5 questions à l’humoriste François Massicotte

5 questions à l’humoriste François Massicotte

L'humoriste François Massicotte.

Crédit photo : Gracieuseté

(Texte de Marie-Josée Bétournay) L’humoriste François Massicotte présentera son 7e one-man-show Quelle famille! dans le cadre du cabaret d’humour Le Ouaouaron au Pavillon de l’île à Châteauguay les vendredi et samedi 20 et 21 juillet.

Voici cinq questions à l’humoriste pour qui le thème de la famille se décline en plusieurs facettes.

Quelle famille! se veut votre 7e one-man-show. En quoi ce spectacle diffère-t-il des précédents?

Il y a un thème tout le long, c’est plutôt rare. Un thème, c’est le fun. Ça donne une ligne directrice au spectacle. On rentre dans l’univers de la famille. Étant donné que j’ai maintenant quatre enfants, je me suis dit qu’il faut en parler, c’est assez particulier. Je voulais faire des sous-sujets et finalement ç’a fait un show au complet.

Vous voyez la famille comme un tout englobant le couple, la parentalité et la vieillesse entre autres.
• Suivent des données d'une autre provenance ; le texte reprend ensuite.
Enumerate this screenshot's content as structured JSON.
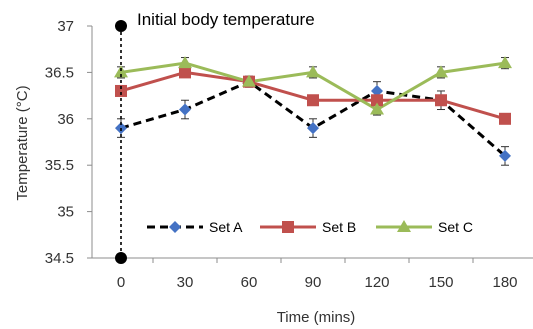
{
  "chart_data": {
    "type": "line",
    "x": [
      0,
      30,
      60,
      90,
      120,
      150,
      180
    ],
    "xlabel": "Time (mins)",
    "ylabel": "Temperature (°C)",
    "ylim": [
      34.5,
      37
    ],
    "yticks": [
      34.5,
      35,
      35.5,
      36,
      36.5,
      37
    ],
    "ytick_labels": [
      "34.5",
      "35",
      "35.5",
      "36",
      "36.5",
      "37"
    ],
    "xtick_labels": [
      "0",
      "30",
      "60",
      "90",
      "120",
      "150",
      "180"
    ],
    "grid": false,
    "legend_position": "bottom-center",
    "annotation": "Initial body temperature",
    "series": [
      {
        "name": "Set A",
        "values": [
          35.9,
          36.1,
          36.4,
          35.9,
          36.3,
          36.2,
          35.6
        ],
        "errors": [
          0.1,
          0.1,
          0.05,
          0.1,
          0.1,
          0.1,
          0.1
        ],
        "color": "#4472c4",
        "line_color": "#000000",
        "dash": "dashed",
        "marker": "diamond"
      },
      {
        "name": "Set B",
        "values": [
          36.3,
          36.5,
          36.4,
          36.2,
          36.2,
          36.2,
          36.0
        ],
        "errors": [
          0.05,
          0.05,
          0.05,
          0.05,
          0.05,
          0.05,
          0.05
        ],
        "color": "#c0504d",
        "line_color": "#c0504d",
        "dash": "solid",
        "marker": "square"
      },
      {
        "name": "Set C",
        "values": [
          36.5,
          36.6,
          36.4,
          36.5,
          36.1,
          36.5,
          36.6
        ],
        "errors": [
          0.06,
          0.06,
          0.06,
          0.06,
          0.06,
          0.06,
          0.06
        ],
        "color": "#9bbb59",
        "line_color": "#9bbb59",
        "dash": "solid",
        "marker": "triangle"
      }
    ]
  }
}
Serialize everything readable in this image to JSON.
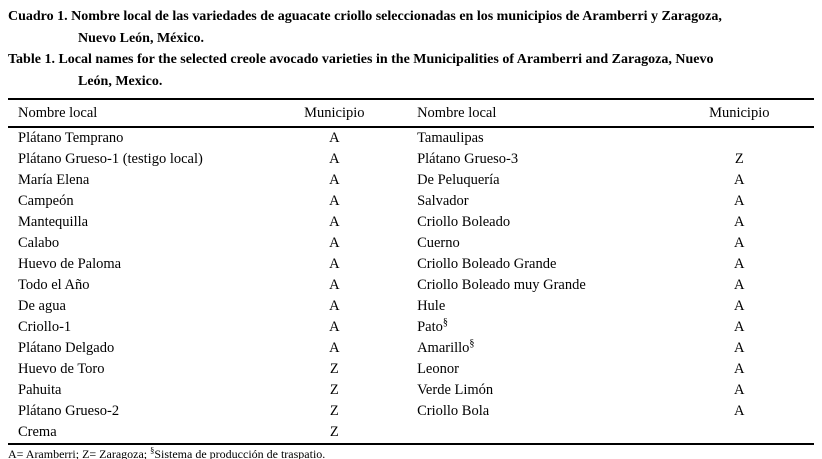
{
  "page": {
    "background": "#ffffff",
    "text_color": "#000000",
    "rule_color": "#000000"
  },
  "captions": {
    "spanish_lines": [
      "Cuadro 1. Nombre local de las variedades de aguacate criollo seleccionadas en los municipios de Aramberri y Zaragoza,",
      "Nuevo León, México."
    ],
    "english_lines": [
      "Table 1. Local names for the selected creole avocado varieties in the Municipalities of Aramberri and Zaragoza, Nuevo",
      "León, Mexico."
    ]
  },
  "table": {
    "headers": [
      "Nombre local",
      "Municipio",
      "Nombre local",
      "Municipio"
    ],
    "rows": [
      [
        "Plátano Temprano",
        "A",
        "Tamaulipas",
        ""
      ],
      [
        "Plátano Grueso-1 (testigo local)",
        "A",
        "Plátano Grueso-3",
        "Z"
      ],
      [
        "María Elena",
        "A",
        "De Peluquería",
        "A"
      ],
      [
        "Campeón",
        "A",
        "Salvador",
        "A"
      ],
      [
        "Mantequilla",
        "A",
        "Criollo Boleado",
        "A"
      ],
      [
        "Calabo",
        "A",
        "Cuerno",
        "A"
      ],
      [
        "Huevo de Paloma",
        "A",
        "Criollo Boleado Grande",
        "A"
      ],
      [
        "Todo el Año",
        "A",
        "Criollo Boleado muy Grande",
        "A"
      ],
      [
        "De agua",
        "A",
        "Hule",
        "A"
      ],
      [
        "Criollo-1",
        "A",
        "Pato§",
        "A"
      ],
      [
        "Plátano Delgado",
        "A",
        "Amarillo§",
        "A"
      ],
      [
        "Huevo de Toro",
        "Z",
        "Leonor",
        "A"
      ],
      [
        "Pahuita",
        "Z",
        "Verde Limón",
        "A"
      ],
      [
        "Plátano Grueso-2",
        "Z",
        "Criollo Bola",
        "A"
      ],
      [
        "Crema",
        "Z",
        "",
        ""
      ]
    ]
  },
  "footnote": {
    "prefix": "A= Aramberri; Z= Zaragoza; ",
    "marker": "§",
    "suffix": "Sistema de producción de traspatio."
  }
}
Lequel de ces thèmes vous interpelle davantage?

Je ne parle pas beaucoup de vieillesse. Mais la parentalité oui et tout ce qui a rapport, soit l’éducation, les voyages, les sports, les activités, la mise en forme, des trucs personnels, mais qui sont communs. Je pense à la panique en camping. J’y raconte la mienne, mais tout le monde a vécu cela.

Dans votre spectacle, vous faites mention que la famille se présente sous plusieurs formes. Outre celles formées d’un couple hétérosexuel ou d’un couple homosexuel, comment voyez-vous la famille?
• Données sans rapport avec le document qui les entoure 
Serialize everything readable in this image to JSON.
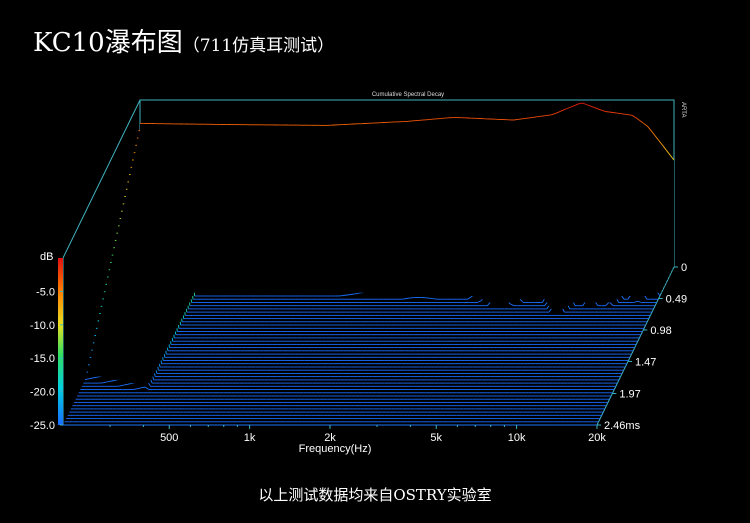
{
  "header": {
    "title_main": "KC10瀑布图",
    "title_sub": "（711仿真耳测试）"
  },
  "footer": {
    "text": "以上测试数据均来自OSTRY实验室"
  },
  "chart_data": {
    "type": "waterfall",
    "title": "Cumulative Spectral Decay",
    "watermark": "ARTA",
    "xlabel": "Frequency(Hz)",
    "ylabel": "dB",
    "xscale": "log",
    "xlim": [
      200,
      20000
    ],
    "ylim": [
      -25,
      0
    ],
    "x_ticks": [
      {
        "value": 500,
        "label": "500"
      },
      {
        "value": 1000,
        "label": "1k"
      },
      {
        "value": 2000,
        "label": "2k"
      },
      {
        "value": 5000,
        "label": "5k"
      },
      {
        "value": 10000,
        "label": "10k"
      },
      {
        "value": 20000,
        "label": "20k"
      }
    ],
    "y_ticks": [
      {
        "value": -5,
        "label": "-5.0"
      },
      {
        "value": -10,
        "label": "-10.0"
      },
      {
        "value": -15,
        "label": "-15.0"
      },
      {
        "value": -20,
        "label": "-20.0"
      },
      {
        "value": -25,
        "label": "-25.0"
      }
    ],
    "time_ticks": [
      {
        "value": 0,
        "label": "0"
      },
      {
        "value": 0.49,
        "label": "0.49"
      },
      {
        "value": 0.98,
        "label": "0.98"
      },
      {
        "value": 1.47,
        "label": "1.47"
      },
      {
        "value": 1.97,
        "label": "1.97"
      },
      {
        "value": 2.46,
        "label": "2.46ms"
      }
    ],
    "time_range_ms": [
      0,
      2.46
    ],
    "slice_count": 50,
    "color_scale": [
      "#1a6cff",
      "#00d0e0",
      "#30e060",
      "#e8e020",
      "#ff8000",
      "#e01010"
    ],
    "initial_response_db": [
      {
        "hz": 200,
        "db": -3.5
      },
      {
        "hz": 300,
        "db": -3.6
      },
      {
        "hz": 500,
        "db": -3.7
      },
      {
        "hz": 1000,
        "db": -3.8
      },
      {
        "hz": 2000,
        "db": -3.2
      },
      {
        "hz": 3000,
        "db": -2.6
      },
      {
        "hz": 5000,
        "db": -3.0
      },
      {
        "hz": 7000,
        "db": -2.2
      },
      {
        "hz": 9000,
        "db": -0.4
      },
      {
        "hz": 11000,
        "db": -1.7
      },
      {
        "hz": 14000,
        "db": -2.3
      },
      {
        "hz": 16000,
        "db": -4.0
      },
      {
        "hz": 20000,
        "db": -9.0
      }
    ]
  }
}
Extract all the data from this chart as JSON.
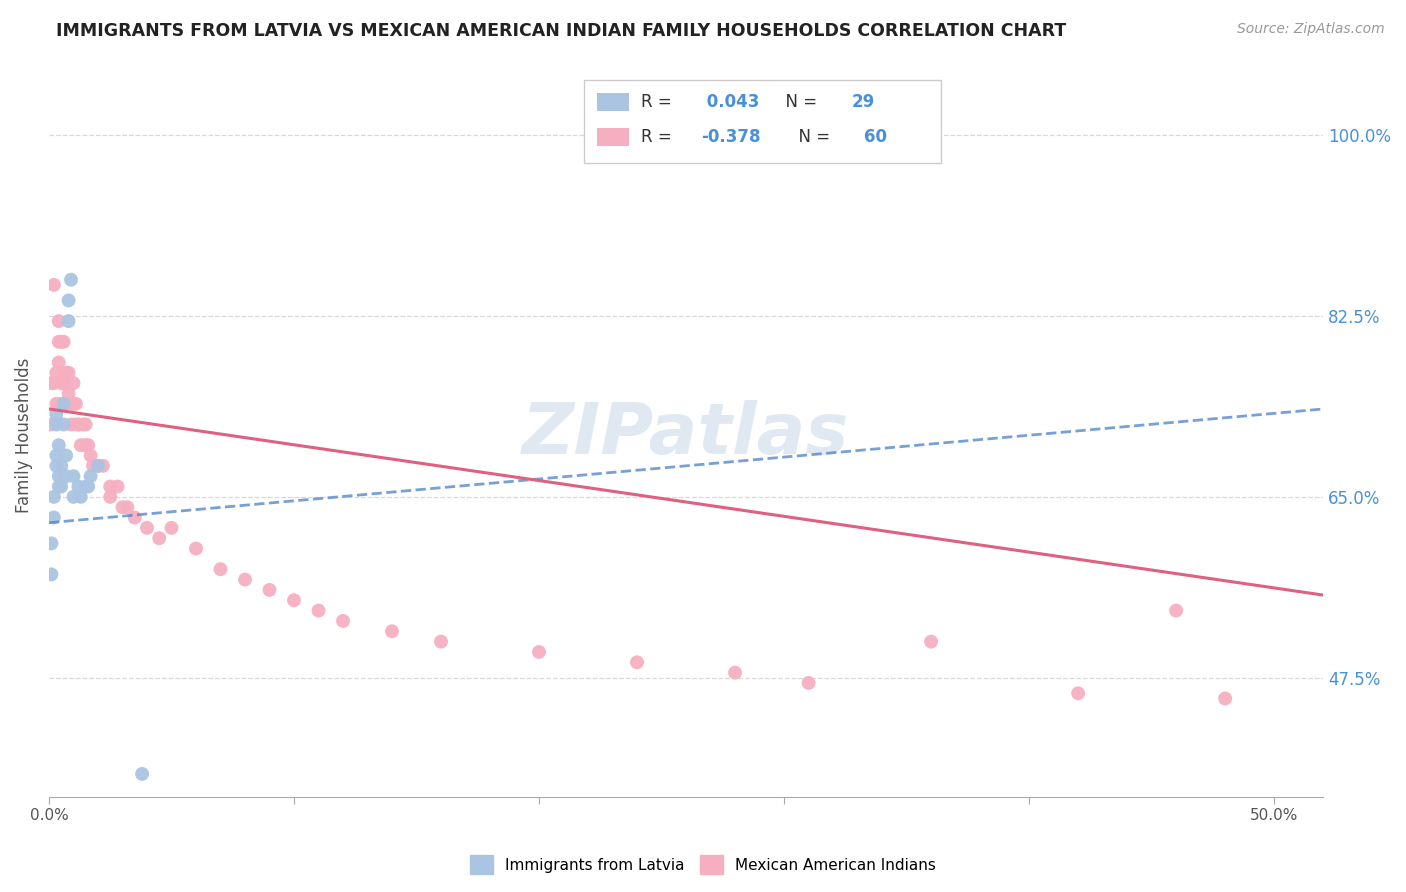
{
  "title": "IMMIGRANTS FROM LATVIA VS MEXICAN AMERICAN INDIAN FAMILY HOUSEHOLDS CORRELATION CHART",
  "source": "Source: ZipAtlas.com",
  "ylabel": "Family Households",
  "yticks": [
    "47.5%",
    "65.0%",
    "82.5%",
    "100.0%"
  ],
  "ytick_vals": [
    0.475,
    0.65,
    0.825,
    1.0
  ],
  "xlim": [
    0.0,
    0.52
  ],
  "ylim": [
    0.36,
    1.06
  ],
  "blue_color": "#aac4e2",
  "pink_color": "#f5afc0",
  "blue_line_color": "#5588cc",
  "pink_line_color": "#e06080",
  "R_blue": 0.043,
  "N_blue": 29,
  "R_pink": -0.378,
  "N_pink": 60,
  "watermark": "ZIPatlas",
  "blue_scatter_x": [
    0.001,
    0.001,
    0.002,
    0.002,
    0.003,
    0.003,
    0.003,
    0.003,
    0.004,
    0.004,
    0.004,
    0.005,
    0.005,
    0.006,
    0.006,
    0.007,
    0.007,
    0.008,
    0.008,
    0.009,
    0.01,
    0.01,
    0.012,
    0.013,
    0.015,
    0.016,
    0.017,
    0.02,
    0.038
  ],
  "blue_scatter_y": [
    0.605,
    0.575,
    0.63,
    0.65,
    0.68,
    0.69,
    0.72,
    0.73,
    0.66,
    0.67,
    0.7,
    0.66,
    0.68,
    0.72,
    0.74,
    0.67,
    0.69,
    0.82,
    0.84,
    0.86,
    0.65,
    0.67,
    0.66,
    0.65,
    0.66,
    0.66,
    0.67,
    0.68,
    0.382
  ],
  "pink_scatter_x": [
    0.001,
    0.001,
    0.002,
    0.003,
    0.003,
    0.004,
    0.004,
    0.005,
    0.005,
    0.005,
    0.006,
    0.006,
    0.007,
    0.007,
    0.008,
    0.008,
    0.009,
    0.009,
    0.01,
    0.01,
    0.011,
    0.011,
    0.012,
    0.013,
    0.014,
    0.015,
    0.015,
    0.016,
    0.017,
    0.018,
    0.02,
    0.022,
    0.025,
    0.028,
    0.03,
    0.032,
    0.035,
    0.04,
    0.045,
    0.05,
    0.06,
    0.07,
    0.08,
    0.09,
    0.1,
    0.11,
    0.12,
    0.14,
    0.16,
    0.2,
    0.24,
    0.28,
    0.31,
    0.36,
    0.42,
    0.46,
    0.48,
    0.002,
    0.004,
    0.025
  ],
  "pink_scatter_y": [
    0.72,
    0.76,
    0.76,
    0.74,
    0.77,
    0.78,
    0.8,
    0.74,
    0.76,
    0.8,
    0.76,
    0.8,
    0.74,
    0.77,
    0.75,
    0.77,
    0.72,
    0.74,
    0.74,
    0.76,
    0.72,
    0.74,
    0.72,
    0.7,
    0.72,
    0.72,
    0.7,
    0.7,
    0.69,
    0.68,
    0.68,
    0.68,
    0.66,
    0.66,
    0.64,
    0.64,
    0.63,
    0.62,
    0.61,
    0.62,
    0.6,
    0.58,
    0.57,
    0.56,
    0.55,
    0.54,
    0.53,
    0.52,
    0.51,
    0.5,
    0.49,
    0.48,
    0.47,
    0.51,
    0.46,
    0.54,
    0.455,
    0.855,
    0.82,
    0.65
  ],
  "blue_line_x": [
    0.0,
    0.52
  ],
  "blue_line_y": [
    0.625,
    0.735
  ],
  "pink_line_x": [
    0.0,
    0.52
  ],
  "pink_line_y": [
    0.735,
    0.555
  ],
  "grid_color": "#d8d8d8",
  "background_color": "#ffffff",
  "xtick_positions": [
    0.0,
    0.1,
    0.2,
    0.3,
    0.4,
    0.5
  ],
  "xtick_label_show": [
    "0.0%",
    "",
    "",
    "",
    "",
    "50.0%"
  ]
}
La famille, c’est assez large comme concept. Les familles reconstituées sont de plus en plus populaires. Ce n’est pas juste des enfants que quelqu’un a eus biologiquement. On habite avec la mère de Bianca (sa conjointe). C’est une famille agrandie. Des amis font partie de la famille. On forme une famille au travail. Ben oui, on est toujours ensemble. Une ville ou un village, on est une grande famille. Tout le monde se connaît, s’entraide.

Encore aujourd’hui, l’image de la famille traditionnelle réfère à deux parents de sexe opposé et deux enfants. Devrait-on revoir cette définition?

On voit de moins en moins, la famille traditionnelle telle que définie. On a de plus en plus d’exemples de familles homosexuelles. Aujourd’hui, c’est plus accepté et c’est tant mieux. Au Québec on est ouverts et de voir que les couples homosexuels peuvent adopter des enfants, je trouve cela formidable.

Avec Quelle famille !, vous partagez des pans de votre vie avec le public. Plusieurs humoristes le font, mais est-ce que la vision est différente lorsque l’on sait que votre conjointe Bianca Longpré œuvre elle aussi dans le domaine public?

Quand j’ai écrit le show ce n’était pas le cas. L’histoire de Mère Ordinaire n’était pas commencée. Depuis que j’ai commencé le show, son Mère Ordinaire est partie en fou. Elle est connue cette année, mais je n’ai pas ajusté le show. Je comprends que les gens savent de qui je parle. Dans le show, j’explique que je vis avec une germaine. Même si on ne la connaît pas, on connaît le type de relation dans les familles où la mère gère plus que le père. C’est le cas classique et non juste par rapport à elle.